Review: Mansfield Park, by Jane Austen, adapted by Tim Luscombe, Theatre Royal, Bury St Edmunds until September 29.

Putting the Jane Austen masterpiece Mansfield Park on stage in a theatre as full of atmosphere as Bury’s Theatre Royal is an inspired idea but it’s also a potential minefield.

Every audience member who has read and loved the book will have their own version of the story in their heads. Also it is the only Austen classic where the heroine has been described, in some quarters, as dull.

Happily, director Colin Blumenau and writer Tim Luscombe have spotted these traps and neatly side-stepped them.

The result is a glorious production which bursting with life and energy – full of hypocrisy, intrigue and duplicity – oh, and a feisty, principled heroine.
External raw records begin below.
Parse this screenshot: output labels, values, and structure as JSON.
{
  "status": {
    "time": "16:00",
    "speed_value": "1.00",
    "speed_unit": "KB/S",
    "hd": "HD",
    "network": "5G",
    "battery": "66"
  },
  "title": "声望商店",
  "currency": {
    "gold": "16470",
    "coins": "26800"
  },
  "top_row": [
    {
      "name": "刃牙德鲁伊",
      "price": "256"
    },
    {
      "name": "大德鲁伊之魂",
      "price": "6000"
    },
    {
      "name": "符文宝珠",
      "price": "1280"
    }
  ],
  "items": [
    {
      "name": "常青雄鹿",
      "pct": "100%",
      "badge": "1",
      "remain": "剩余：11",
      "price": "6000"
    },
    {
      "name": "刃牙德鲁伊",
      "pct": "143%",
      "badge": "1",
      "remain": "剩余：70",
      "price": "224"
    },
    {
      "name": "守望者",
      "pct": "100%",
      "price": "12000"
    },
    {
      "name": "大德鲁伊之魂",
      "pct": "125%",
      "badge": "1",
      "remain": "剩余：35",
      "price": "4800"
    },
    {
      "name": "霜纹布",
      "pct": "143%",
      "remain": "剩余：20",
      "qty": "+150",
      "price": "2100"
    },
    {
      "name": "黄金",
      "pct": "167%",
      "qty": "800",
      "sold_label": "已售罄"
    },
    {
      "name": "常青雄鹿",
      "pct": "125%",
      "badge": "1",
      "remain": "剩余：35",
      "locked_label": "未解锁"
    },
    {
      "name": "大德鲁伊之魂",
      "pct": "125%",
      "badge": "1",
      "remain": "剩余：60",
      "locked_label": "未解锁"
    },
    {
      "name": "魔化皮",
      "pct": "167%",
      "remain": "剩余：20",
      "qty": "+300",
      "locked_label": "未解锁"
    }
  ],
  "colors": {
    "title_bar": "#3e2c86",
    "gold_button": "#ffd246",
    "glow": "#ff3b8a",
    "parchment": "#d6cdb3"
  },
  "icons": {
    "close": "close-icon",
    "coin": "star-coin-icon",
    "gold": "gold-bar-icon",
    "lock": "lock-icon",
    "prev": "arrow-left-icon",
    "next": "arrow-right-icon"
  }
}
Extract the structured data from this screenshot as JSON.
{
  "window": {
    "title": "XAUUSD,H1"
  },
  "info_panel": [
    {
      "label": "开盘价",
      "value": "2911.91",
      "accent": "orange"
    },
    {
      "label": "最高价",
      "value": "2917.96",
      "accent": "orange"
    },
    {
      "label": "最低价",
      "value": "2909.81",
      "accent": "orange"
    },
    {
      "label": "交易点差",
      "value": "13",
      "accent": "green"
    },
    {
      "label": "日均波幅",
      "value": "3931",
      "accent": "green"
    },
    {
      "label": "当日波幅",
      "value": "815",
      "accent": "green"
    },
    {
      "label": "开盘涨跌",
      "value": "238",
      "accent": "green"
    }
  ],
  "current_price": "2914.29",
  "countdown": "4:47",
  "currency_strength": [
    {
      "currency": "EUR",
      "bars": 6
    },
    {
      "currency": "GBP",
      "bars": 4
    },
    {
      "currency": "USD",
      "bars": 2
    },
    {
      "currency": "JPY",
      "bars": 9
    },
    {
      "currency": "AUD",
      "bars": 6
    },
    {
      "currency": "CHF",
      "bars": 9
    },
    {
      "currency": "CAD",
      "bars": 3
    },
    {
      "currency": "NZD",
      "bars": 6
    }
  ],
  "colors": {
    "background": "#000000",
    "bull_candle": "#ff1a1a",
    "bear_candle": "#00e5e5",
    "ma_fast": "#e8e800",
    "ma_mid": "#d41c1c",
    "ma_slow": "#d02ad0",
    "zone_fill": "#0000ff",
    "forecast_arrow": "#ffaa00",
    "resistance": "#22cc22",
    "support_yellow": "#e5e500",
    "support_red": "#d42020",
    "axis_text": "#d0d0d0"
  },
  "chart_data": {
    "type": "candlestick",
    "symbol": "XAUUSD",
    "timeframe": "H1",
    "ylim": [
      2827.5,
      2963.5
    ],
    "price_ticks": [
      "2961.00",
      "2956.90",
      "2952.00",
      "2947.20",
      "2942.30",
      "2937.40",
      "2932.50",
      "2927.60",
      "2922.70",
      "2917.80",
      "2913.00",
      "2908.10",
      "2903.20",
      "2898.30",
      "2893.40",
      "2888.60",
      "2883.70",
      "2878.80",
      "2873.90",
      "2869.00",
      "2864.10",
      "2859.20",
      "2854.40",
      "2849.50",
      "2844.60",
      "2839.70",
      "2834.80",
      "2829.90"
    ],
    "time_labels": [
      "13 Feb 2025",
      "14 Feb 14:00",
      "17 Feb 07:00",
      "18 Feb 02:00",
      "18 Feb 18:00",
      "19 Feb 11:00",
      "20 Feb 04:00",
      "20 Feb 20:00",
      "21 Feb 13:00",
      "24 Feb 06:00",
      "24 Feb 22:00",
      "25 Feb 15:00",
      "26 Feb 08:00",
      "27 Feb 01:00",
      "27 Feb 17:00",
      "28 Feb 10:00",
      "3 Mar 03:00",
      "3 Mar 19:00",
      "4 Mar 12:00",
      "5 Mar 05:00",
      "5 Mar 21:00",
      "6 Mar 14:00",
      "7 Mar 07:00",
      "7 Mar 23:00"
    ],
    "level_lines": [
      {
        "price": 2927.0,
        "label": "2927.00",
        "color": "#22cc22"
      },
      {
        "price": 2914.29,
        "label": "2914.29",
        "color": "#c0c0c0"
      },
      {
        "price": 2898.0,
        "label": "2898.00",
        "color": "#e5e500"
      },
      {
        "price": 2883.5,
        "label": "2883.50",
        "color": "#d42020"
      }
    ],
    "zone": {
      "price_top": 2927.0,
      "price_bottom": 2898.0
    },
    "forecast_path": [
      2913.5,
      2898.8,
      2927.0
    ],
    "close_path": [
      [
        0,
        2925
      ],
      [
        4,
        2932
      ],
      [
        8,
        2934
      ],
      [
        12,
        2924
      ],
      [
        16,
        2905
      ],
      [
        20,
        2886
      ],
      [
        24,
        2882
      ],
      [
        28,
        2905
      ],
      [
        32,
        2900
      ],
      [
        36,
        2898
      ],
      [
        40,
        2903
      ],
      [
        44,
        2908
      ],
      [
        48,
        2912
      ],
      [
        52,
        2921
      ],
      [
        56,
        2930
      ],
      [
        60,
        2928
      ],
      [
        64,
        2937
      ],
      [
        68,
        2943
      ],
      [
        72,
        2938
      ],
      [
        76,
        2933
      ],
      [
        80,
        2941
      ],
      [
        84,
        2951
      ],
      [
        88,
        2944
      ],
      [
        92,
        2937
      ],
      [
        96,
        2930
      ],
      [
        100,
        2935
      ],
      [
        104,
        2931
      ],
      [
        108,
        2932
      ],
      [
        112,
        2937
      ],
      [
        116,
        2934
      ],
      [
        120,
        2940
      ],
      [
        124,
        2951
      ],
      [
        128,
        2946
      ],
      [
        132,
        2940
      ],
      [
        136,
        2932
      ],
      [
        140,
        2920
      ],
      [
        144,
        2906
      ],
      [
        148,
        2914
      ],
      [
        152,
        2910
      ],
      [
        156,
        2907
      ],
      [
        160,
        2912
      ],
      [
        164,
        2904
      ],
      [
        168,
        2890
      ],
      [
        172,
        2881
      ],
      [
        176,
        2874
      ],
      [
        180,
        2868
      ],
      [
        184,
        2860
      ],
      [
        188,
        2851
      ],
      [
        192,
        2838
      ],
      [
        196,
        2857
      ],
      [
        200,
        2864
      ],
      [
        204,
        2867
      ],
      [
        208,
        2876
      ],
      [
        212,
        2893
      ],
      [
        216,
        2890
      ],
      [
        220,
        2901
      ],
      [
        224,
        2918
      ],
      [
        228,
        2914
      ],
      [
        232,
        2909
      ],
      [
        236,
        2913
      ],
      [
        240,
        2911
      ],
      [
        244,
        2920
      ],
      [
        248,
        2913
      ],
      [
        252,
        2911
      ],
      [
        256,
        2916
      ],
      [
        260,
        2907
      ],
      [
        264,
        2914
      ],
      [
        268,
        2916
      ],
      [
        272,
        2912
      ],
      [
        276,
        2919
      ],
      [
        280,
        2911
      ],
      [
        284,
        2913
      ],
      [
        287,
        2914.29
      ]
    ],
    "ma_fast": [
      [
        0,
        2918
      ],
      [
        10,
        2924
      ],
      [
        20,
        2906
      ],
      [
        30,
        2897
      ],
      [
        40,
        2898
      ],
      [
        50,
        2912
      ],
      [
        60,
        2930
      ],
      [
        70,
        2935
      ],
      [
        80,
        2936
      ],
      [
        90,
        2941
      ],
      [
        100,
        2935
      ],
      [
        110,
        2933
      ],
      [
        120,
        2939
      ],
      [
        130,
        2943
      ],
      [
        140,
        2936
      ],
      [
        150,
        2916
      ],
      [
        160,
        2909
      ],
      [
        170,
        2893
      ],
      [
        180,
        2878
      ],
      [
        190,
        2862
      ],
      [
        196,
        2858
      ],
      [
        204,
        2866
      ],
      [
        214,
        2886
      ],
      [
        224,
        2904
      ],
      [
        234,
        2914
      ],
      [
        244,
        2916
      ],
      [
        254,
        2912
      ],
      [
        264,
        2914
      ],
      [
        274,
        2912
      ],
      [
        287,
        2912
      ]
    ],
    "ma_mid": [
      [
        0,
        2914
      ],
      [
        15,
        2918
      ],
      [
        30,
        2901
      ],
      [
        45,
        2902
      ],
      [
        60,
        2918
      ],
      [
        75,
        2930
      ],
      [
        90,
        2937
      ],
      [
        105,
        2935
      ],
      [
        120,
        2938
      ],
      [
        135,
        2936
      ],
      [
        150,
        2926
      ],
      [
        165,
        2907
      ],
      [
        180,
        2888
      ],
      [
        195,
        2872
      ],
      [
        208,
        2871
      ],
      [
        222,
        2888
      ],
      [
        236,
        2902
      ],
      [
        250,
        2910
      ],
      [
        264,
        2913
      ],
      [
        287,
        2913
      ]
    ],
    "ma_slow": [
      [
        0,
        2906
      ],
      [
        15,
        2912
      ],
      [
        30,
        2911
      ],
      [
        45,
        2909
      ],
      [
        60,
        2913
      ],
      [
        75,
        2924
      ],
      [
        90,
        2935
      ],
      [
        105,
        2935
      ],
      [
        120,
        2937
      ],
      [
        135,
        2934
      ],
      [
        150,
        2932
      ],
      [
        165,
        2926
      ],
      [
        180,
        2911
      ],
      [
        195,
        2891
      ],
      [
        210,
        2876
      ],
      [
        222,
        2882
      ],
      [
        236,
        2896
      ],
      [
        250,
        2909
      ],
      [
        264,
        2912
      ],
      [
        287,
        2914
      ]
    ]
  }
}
Tim Luscombe has done a fantastic job reducing this lengthy novel down to a swift two hours on stage, injecting some well judged humour along the way, and making this a story about the games that people play – particularly if they are bored and have too much time on their hands.

Another potential pitfall was that this could have been a very talky, very stagey, very stiff production but Colin keeps the action moving along at a brisk pace, dispensing with the slow formal bows upon entering the room and using the different levels of the simple but effective set to keep the ten actors constantly in motion.

The set, designed by Kit Surrey, has two levels and manages to conjure up a well-appointed, sun-lit drawing room, corridors in a house and an arbour in the grounds of a house.

But, for all the atmosphere provided by the theatre itself, the set and direction, it is the cast that make this production work. From the moment they stride onto the stage we know we are in safe hands.

We have a galaxy of flawed and at times disingenuous characters to marvel at. From Richard Heap’s growling patriarch Sir Thomas, to the kindly but easily swayed curate Edmund (Pete Ashmore) to the conniving brother and sister Henry and Mary Crawford played with such relish by Samuel Collings and Kristin Atherton.

Edmund’s sister Maria (Leonie Spilsbury) is a cruel picture of social ambition while her suitor Mr Rushmore (Geoff Arnold) is a halting, hesitating rich fool completely out of his depth in such strong-minded company.

Watching and observing this flawed cross-section of society manoeuvre their way around one another is Fanny Price, played with kindly, but strong, moral exactitude by Ffion Jolly.

Tim and Colin make her a strong likeable heroine. She’s not prissy, she doesn’t preach but she cannot be swayed from the path she knows is right. It’s a strong, quiet, confident performance from Ffion Jolly who allows Fanny Price to hold her own against these bigger, brighter characters.

As an audience you love Fanny and you are rooting for her throughout. Fanny Price is not the wall flower that some have described her as. She’s a rock – firm and dependable.

Mansfield Park is Colin Blumenau’s swansong as a director at Bury Theatre Royal and it’s a wonderfully entertaining and brilliantly realised production to go out on.